Si les toujours très professionnels faiseurs d'Hollywood arrivent généralement à sauver les apparences en produisant des films aseptisés comme des saucisses de celluloïde calibrées pour que rien ne dépasse dans les étals des Virgins du monde entier, il arrive pourtant qu'au pays du billet vert et de la machine à illusion tout foire et que tout parte en quenouille transformant un soufflet de 200 millions de dollars (50 fois plus que l'original) en gloubi boulga infâme et indigeste. Ici c'est bien simple la vulgarité intellectuelle des idées proposées n'a d'égale que l'incohérence totale de l'ensemble. Sans queue ni tête le résultat projeté à l'écran est si aberrant qu'on doute que quelqu'un ait pu voir le film avant que la copie n'ait été dupliquée. Comme si du technicien au réalisateur tout le monde s'était barré en week-end une fois le boulot torché, persuadé que quelqu'un d'autre s'occuperait de fermer les fenêtres et de couper le compteur.

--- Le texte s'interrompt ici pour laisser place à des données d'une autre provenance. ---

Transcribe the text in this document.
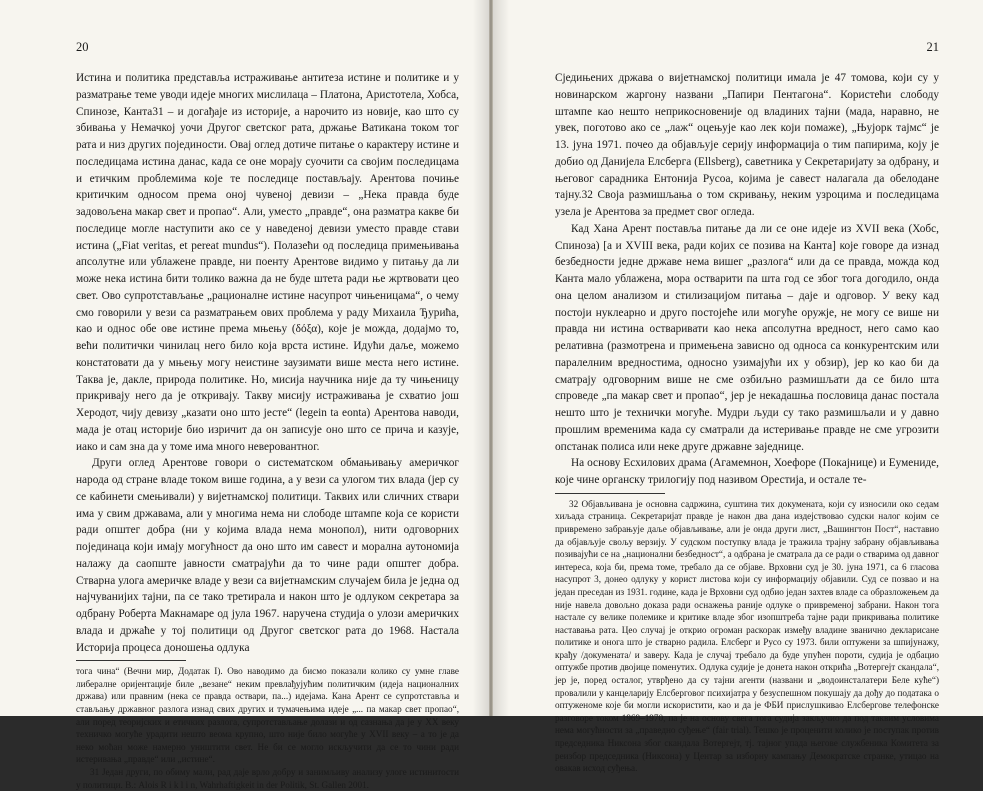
20

Истина и политика представља истраживање антитеза истине и политике и у разматрање теме уводи идеје многих мислилаца – Платона, Аристотела, Хобса, Спинозе, Канта31 – и догађаје из историје, а нарочито из новије, као што су збивања у Немачкој уочи Другог светског рата, држање Ватикана током тог рата и низ других појединости. Овај оглед дотиче питање о карактеру истине и последицама истина данас, када се оне морају суочити са својим последицама и етичким проблемима које те последице постављају. Арентова почиње критичким односом према оној чувеној девизи – „Нека правда буде задовољена макар свет и пропао“. Али, уместо „правде“, она разматра какве би последице могле наступити ако се у наведеној девизи уместо правде стави истина („Fiat veritas, et pereat mundus“). Полазећи од последица примењивања апсолутне или ублажене правде, ни поенту Арентове видимо у питању да ли може нека истина бити толико важна да не буде штета ради ње жртвовати цео свет. Ово супротстављање „рационалне истине насупрот чињеницама“, о чему смо говорили у вези са разматрањем ових проблема у раду Михаила Ђурића, као и однос обе ове истине према мњењу (δόξα), које је можда, додајмо то, већи политички чинилац него било која врста истине. Идући даље, можемо констатовати да у мњењу могу неистине заузимати више места него истине. Таква је, дакле, природа политике. Но, мисија научника није да ту чињеницу прикривају него да је откривају. Такву мисију истраживања је схватио још Херодот, чију девизу „казати оно што јесте“ (legein ta eonta) Арентова наводи, мада је отац историје био изричит да он записује оно што се прича и казује, иако и сам зна да у томе има много неверовантног.

Други оглед Арентове говори о систематском обмањивању америчког народа од стране владе током више година, а у вези са улогом тих влада (јер су се кабинети смењивали) у вијетнамској политици. Таквих или сличних ствари има у свим државама, али у многима нема ни слободе штампе која се користи ради општег добра (ни у којима влада нема монопол), нити одговорних појединаца који имају могућност да оно што им савест и морална аутономија налажу да саопште јавности сматрајући да то чине ради општег добра. Стварна улога америчке владе у вези са вијетнамским случајем била је једна од најчуванијих тајни, па се тако третирала и након што је одлуком секретара за одбрану Роберта Макнамаре од јула 1967. наручена студија о улози америчких влада и држаће у тој политици од Другог светског рата до 1968. Настала Историја процеса доношења одлука

тога чина“ (Вечни мир, Додатак I). Ово наводимо да бисмо показали колико су умне главе либералне оријентације биле „везане“ неким превлађујућим политичким (идеја националних држава) или правним (нека се правда оствари, па...) идејама. Кана Арент се супротставља и стављању државног разлога изнад свих других и тумачењима идеје „... па макар свет пропао“, али поред теоријских и етичких разлога, супротстављање долази и од сазнања да је у XX веку техничко могуће урадити нешто веома крупно, што није било могуће у XVII веку – а то је да неко моћан може намерно уништити свет. Не би се могло искључити да се то чини ради истеривања „правде“ или „истине“.

31 Један други, по обиму мали, рад даје врло добру и занимљиву анализу улоге истинитости у политици. В.: Alois R i k l i n, Wahrhaftigkeit in der Politik, St. Gallen 2001.

21

Сједињених држава о вијетнамској политици имала је 47 томова, који су у новинарском жаргону названи „Папири Пентагона“. Користећи слободу штампе као нешто неприкосновеније од владиних тајни (мада, наравно, не увек, поготово ако се „лаж“ оцењује као лек који помаже), „Њујорк тајмс“ је 13. јуна 1971. почео да објављује серију информација о тим папирима, коју је добио од Данијела Елсберга (Ellsberg), саветника у Секретаријату за одбрану, и његовог сарадника Ентонија Русоа, којима је савест налагала да обелодане тајну.32 Своја размишљања о том скривању, неким узроцима и последицама узела је Арентова за предмет свог огледа.

Кад Хана Арент поставља питање да ли се оне идеје из XVII века (Хобс, Спиноза) [а и XVIII века, ради којих се позива на Канта] које говоре да изнад безбедности једне државе нема вишег „разлога“ или да се правда, можда код Канта мало ублажена, мора остварити па шта год се због тога догодило, онда она целом анализом и стилизацијом питања – даје и одговор. У веку кад постоји нуклеарно и друго постојеће или могуће оружје, не могу се више ни правда ни истина остваривати као нека апсолутна вредност, него само као релативна (размотрена и примењена зависно од односа са конкурентским или паралелним вредностима, односно узимајући их у обзир), јер ко као би да сматрају одговорним више не сме озбиљно размишљати да се било шта спроведе „па макар свет и пропао“, јер је некадашња пословица данас постала нешто што је технички могуће. Мудри људи су тако размишљали и у давно прошлим временима када су сматрали да истеривање правде не сме угрозити опстанак полиса или неке друге државне заједнице.

На основу Есхилових драма (Агамемнон, Хоефоре (Покајнице) и Еумениде, које чине органску трилогију под називом Орестија, и остале те-

32 Објављивана је основна садржина, суштина тих докумената, који су износили око седам хиљада страница. Секретаријат правде је након два дана издејствовао судски налог којим се привремено забрањује даље објављивање, али је онда други лист, „Вашингтон Пост“, наставио да објављује свољу верзију. У судском поступку влада је тражила трајну забрану објављивања позивајући се на „национални безбедност“, а одбрана је сматрала да се ради о стварима од давног интереса, која би, према томе, требало да се објаве. Врховни суд је 30. јуна 1971, са 6 гласова насупрот 3, донео одлуку у корист листова који су информацију објавили. Суд се позвао и на један преседан из 1931. године, када је Врховни суд одбио један захтев владе са образложењем да није навела довољно доказа ради оснажења раније одлуке о привременој забрани. Након тога настале су велике полемике и критике владе због изопштреба тајне ради прикривања политике наставања рата. Цео случај је открио огроман раскорак између владине званично декларисане политике и онога што је стварно радила. Елсберг и Русо су 1973. били оптужени за шпијунажу, крађу /докумената/ и заверу. Када је случај требало да буде упућен пороти, судија је одбацио оптужбе против двојице поменутих. Одлука судије је донета након открића „Вотергејт скандала“, јер је, поред осталог, утврђено да су тајни агенти (названи и „водоинсталатери Беле куће“) провалили у канцеларију Елсберговог психијатра у безуспешном покушају да дођу до података о оптуженоме које би могли искористити, као и да је ФБИ прислушкивао Елсбергове телефонске разговоре током 1969–1970, па је на основу свега тога судија закључио да под таквим условима нема могућности за „праведно суђење“ (fair trial). Тешко је проценити колико је поступак против председника Никсона због скандала Вотергејт, тј. тајног упада његове службеника Комитета за реизбор председника (Никсона) у Центар за изборну кампању Демократске странке, утицао на овакав исход суђења.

Face à une telle tourte, les fans, prévisibles comme une fin de film PG13 remonté, volèrent prestement au secours de leur franchise préférée en mettant en avant d'une manière quasi pavlovienne le fait que Salvation a été amputé d'une trentaine de minutes. Evidemment, on se doute bien que ça ne doit pas arranger une narration confuse aux enjeux stupides et brouillons, mais je lance le pari que les 30 minutes de plus ne feront juste qu'épaissir encore plus la panade déjà bien beurrée qui nous a été servie... Espérer boucher les trous du script en voyant le film en version longue ça serait un peu comme bouffer une purée dégueulasse et espérer reconnaître le goût des patates en se bâfrant en plus les épluchures !
Les pieds dans la semoule et le nez dans les biftons McG réalise en regardant ailleurs, probablement satisfait de l'inertie de la machine hollywoodienne. Résultat c'est passé au dessus de la casserole, ça colle aux semelles et c'est tout moche. Celui qui a eu l'idée de désaturer l'image peut aller se pendre, il restera toujours le gaz pour celui qui a eu l'idée de foutre un filtre bleu là dessus !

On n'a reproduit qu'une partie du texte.